All AIX shells referenced in passwd file must be listed in /etc/shells file, except any shells specified for the purpose of preventing logins.
Overview
| Finding ID | Version | Rule ID | IA Controls | Severity |
| V-215288 | AIX7-00-002103 | SV-215288r991589_rule | CCI-000366 | medium |
| Description | ||||
| The /etc/shells file lists approved default shells. It helps provide layered defense to the security approach by ensuring users cannot change their default shell to an unauthorized unsecure shell. | ||||
| STIG | Date | |||
| IBM AIX 7.x Security Technical Implementation Guide | 2024-08-16 | |||
Details
Check Text (C-215288r991589_chk)
Confirm the login shells referenced in the "/etc/passwd" file are listed in the "/etc/security/login.cfg" file's "shells =variable" in the usw stanza by running commands:
# more /etc/security/login.cfg | grep shells | grep -v '*'
shells = /bin/sh,/bin/bsh,/bin/csh,/bin/ksh,/bin/tsh,/bin/ksh93,/usr/bin/sh,/usr/bin/bsh,/usr/bin/csh,/usr/bin/ksh,/usr/bin/tsh
# more /etc/shells
/bin/csh
/bin/ksh
/bin/psh
/bin/tsh
/bin/bsh
/usr/bin/csh
/usr/bin/ksh
/usr/bin/psh
/usr/bin/tsh
/usr/bin/bsh
The "/usr/bin/false", "/bin/false", "/dev/null", "/sbin/nologin" (and equivalents), and "sdshell" will be considered valid shells for use in the "/etc/passwd" file, but will not be listed in the shells stanza.

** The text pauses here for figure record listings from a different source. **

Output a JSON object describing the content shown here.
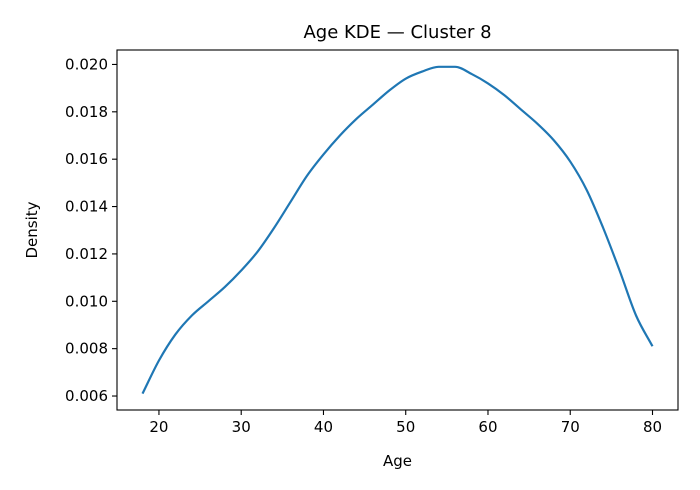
{
  "chart_data": {
    "type": "line",
    "title": "Age KDE — Cluster 8",
    "xlabel": "Age",
    "ylabel": "Density",
    "xlim": [
      14.9,
      83.1
    ],
    "ylim": [
      0.00541,
      0.02061
    ],
    "xticks": [
      20,
      30,
      40,
      50,
      60,
      70,
      80
    ],
    "yticks": [
      0.006,
      0.008,
      0.01,
      0.012,
      0.014,
      0.016,
      0.018,
      0.02
    ],
    "xtick_labels": [
      "20",
      "30",
      "40",
      "50",
      "60",
      "70",
      "80"
    ],
    "ytick_labels": [
      "0.006",
      "0.008",
      "0.010",
      "0.012",
      "0.014",
      "0.016",
      "0.018",
      "0.020"
    ],
    "grid": false,
    "series": [
      {
        "color": "#1f77b4",
        "x": [
          18,
          20,
          22,
          24,
          26,
          28,
          30,
          32,
          34,
          36,
          38,
          40,
          42,
          44,
          46,
          48,
          50,
          52,
          54,
          55,
          56,
          58,
          60,
          62,
          64,
          66,
          68,
          70,
          72,
          74,
          76,
          78,
          80
        ],
        "y": [
          0.0061,
          0.0075,
          0.0086,
          0.0094,
          0.01,
          0.0106,
          0.0113,
          0.0121,
          0.0131,
          0.0142,
          0.0153,
          0.0162,
          0.017,
          0.0177,
          0.0183,
          0.0189,
          0.0194,
          0.0197,
          0.0199,
          0.0199,
          0.0199,
          0.0196,
          0.0192,
          0.0187,
          0.0181,
          0.0175,
          0.0168,
          0.0159,
          0.0147,
          0.0131,
          0.0113,
          0.0094,
          0.0081
        ]
      }
    ]
  }
}
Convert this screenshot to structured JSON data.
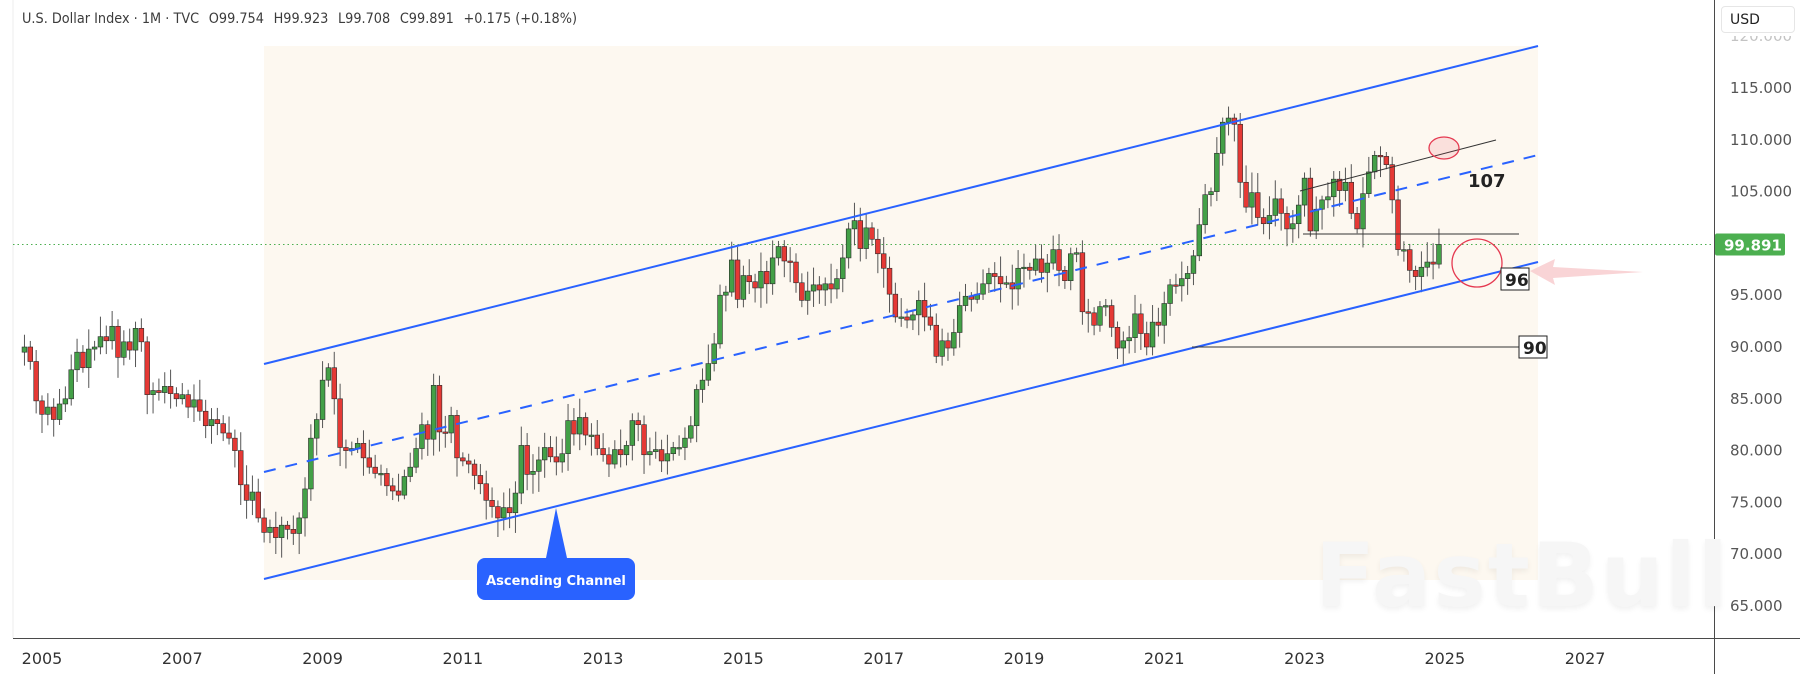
{
  "header": {
    "symbol": "U.S. Dollar Index",
    "interval": "1M",
    "source": "TVC",
    "legend_text": "U.S. Dollar Index · 1M · TVC",
    "open": "O99.754",
    "high": "H99.923",
    "low": "L99.708",
    "close": "C99.891",
    "change": "+0.175 (+0.18%)"
  },
  "currency_button": {
    "label": "USD"
  },
  "watermark": {
    "text": "FastBull"
  },
  "colors": {
    "up": "#43a047",
    "down": "#e53935",
    "candle_border": "#2b2b2b",
    "channel": "#2962ff",
    "channel_fill": "#fdf8f0",
    "price_badge": "#4caf50",
    "annotation_red": "#e53950",
    "arrow_pink": "#f8c9cc",
    "callout_bg": "#2962ff"
  },
  "price_axis": {
    "labels": [
      "120.000",
      "115.000",
      "110.000",
      "105.000",
      "95.000",
      "90.000",
      "85.000",
      "80.000",
      "75.000",
      "70.000",
      "65.000"
    ],
    "current_price_label": "99.891"
  },
  "time_axis": {
    "labels": [
      "2005",
      "2007",
      "2009",
      "2011",
      "2013",
      "2015",
      "2017",
      "2019",
      "2021",
      "2023",
      "2025",
      "2027"
    ]
  },
  "annotations": {
    "callout": "Ascending Channel",
    "label_107": "107",
    "label_96": "96",
    "label_90": "90"
  },
  "chart_data": {
    "type": "candlestick",
    "title": "U.S. Dollar Index · 1M · TVC",
    "xlabel": "",
    "ylabel": "USD",
    "ylim": [
      62,
      121
    ],
    "xlim": [
      2004.6,
      2028.2
    ],
    "interval": "monthly",
    "last": {
      "open": 99.754,
      "high": 99.923,
      "low": 99.708,
      "close": 99.891,
      "change": 0.175,
      "change_pct": 0.18
    },
    "closes_monthly_from_2004_10": [
      90.0,
      88.6,
      84.8,
      83.5,
      84.2,
      83.0,
      84.5,
      85.0,
      87.8,
      89.5,
      88.0,
      89.8,
      90.0,
      91.0,
      90.6,
      92.0,
      89.0,
      90.5,
      89.7,
      91.8,
      90.5,
      85.4,
      85.8,
      85.6,
      86.2,
      85.5,
      85.0,
      85.4,
      84.2,
      84.9,
      83.8,
      82.4,
      83.0,
      82.6,
      81.7,
      81.2,
      80.0,
      76.7,
      75.2,
      76.0,
      73.5,
      72.1,
      72.6,
      71.6,
      72.8,
      72.4,
      72.0,
      73.5,
      76.3,
      81.2,
      83.0,
      86.8,
      88.0,
      85.0,
      80.3,
      80.0,
      80.2,
      80.7,
      79.3,
      78.4,
      77.8,
      77.8,
      76.6,
      76.1,
      75.7,
      77.5,
      78.4,
      80.2,
      82.5,
      81.1,
      86.3,
      81.8,
      81.7,
      83.4,
      79.3,
      79.0,
      78.7,
      77.6,
      76.8,
      75.2,
      74.6,
      73.5,
      74.5,
      74.0,
      75.9,
      80.5,
      77.7,
      78.0,
      79.1,
      80.3,
      79.4,
      78.9,
      79.7,
      82.9,
      81.6,
      83.2,
      81.5,
      81.5,
      80.2,
      79.6,
      78.7,
      80.1,
      79.6,
      80.5,
      82.9,
      82.5,
      79.6,
      79.9,
      80.1,
      79.0,
      79.7,
      80.3,
      80.3,
      81.2,
      82.4,
      85.9,
      86.8,
      88.4,
      90.3,
      95.0,
      95.3,
      98.4,
      94.6,
      96.9,
      96.3,
      95.7,
      97.3,
      96.1,
      98.6,
      99.7,
      98.3,
      98.2,
      96.2,
      94.5,
      95.4,
      96.0,
      95.5,
      96.1,
      95.6,
      96.6,
      98.6,
      101.4,
      102.2,
      99.5,
      101.5,
      100.4,
      99.0,
      97.6,
      95.1,
      92.9,
      92.9,
      92.6,
      93.1,
      94.5,
      92.9,
      92.1,
      89.1,
      90.6,
      89.9,
      91.4,
      94.0,
      94.9,
      94.6,
      95.1,
      96.1,
      97.1,
      96.8,
      96.1,
      96.2,
      95.6,
      97.6,
      97.7,
      97.4,
      98.5,
      97.2,
      98.1,
      99.4,
      97.4,
      96.4,
      99.0,
      99.1,
      93.4,
      93.3,
      92.1,
      93.9,
      94.0,
      91.9,
      89.9,
      90.6,
      90.9,
      93.2,
      91.3,
      90.0,
      92.4,
      92.1,
      94.2,
      96.0,
      95.9,
      96.6,
      97.1,
      98.8,
      101.8,
      104.7,
      105.0,
      108.7,
      111.7,
      112.1,
      111.5,
      105.9,
      103.5,
      104.9,
      102.5,
      101.9,
      102.7,
      104.3,
      102.9,
      101.4,
      101.9,
      103.7,
      106.3,
      101.2,
      103.3,
      104.2,
      104.5,
      106.2,
      105.1,
      105.9,
      102.9,
      101.4,
      104.8,
      106.9,
      108.5,
      108.4,
      107.6,
      104.2,
      99.4,
      99.4,
      97.4,
      96.8,
      97.7,
      98.2,
      98.0,
      99.9
    ]
  }
}
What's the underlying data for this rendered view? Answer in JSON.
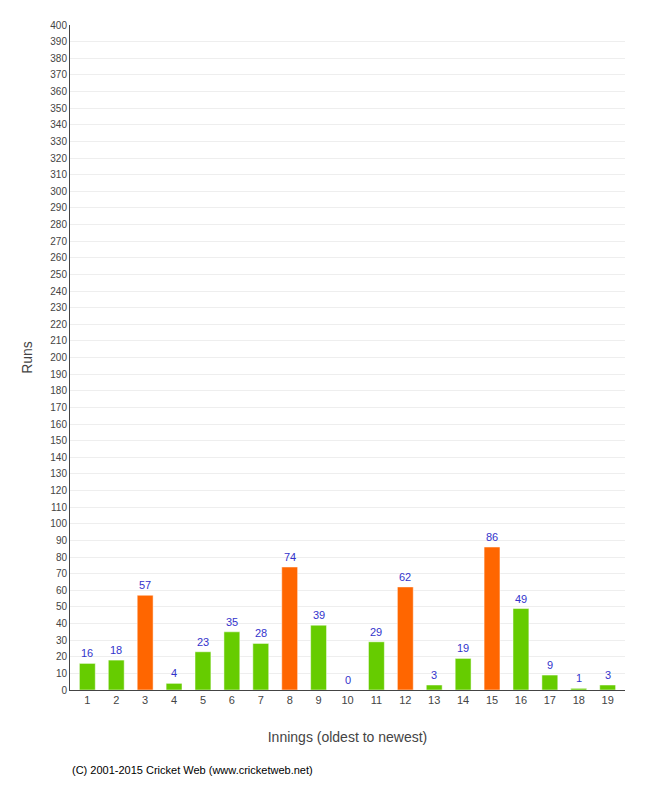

If a shell referenced in "/etc/passwd" is not listed in the shells stanza, excluding the above mentioned shells, this is a finding.
Fix Text (F-16484r294316_fix)
Use the "chsh" utility or edit the "/etc/passwd" file and correct the error by changing the default shell of the account in error to an acceptable shell name contained in the "/etc/shells file".
Alternatively, use the SMIT to change the "/etc/passwd" shell entry.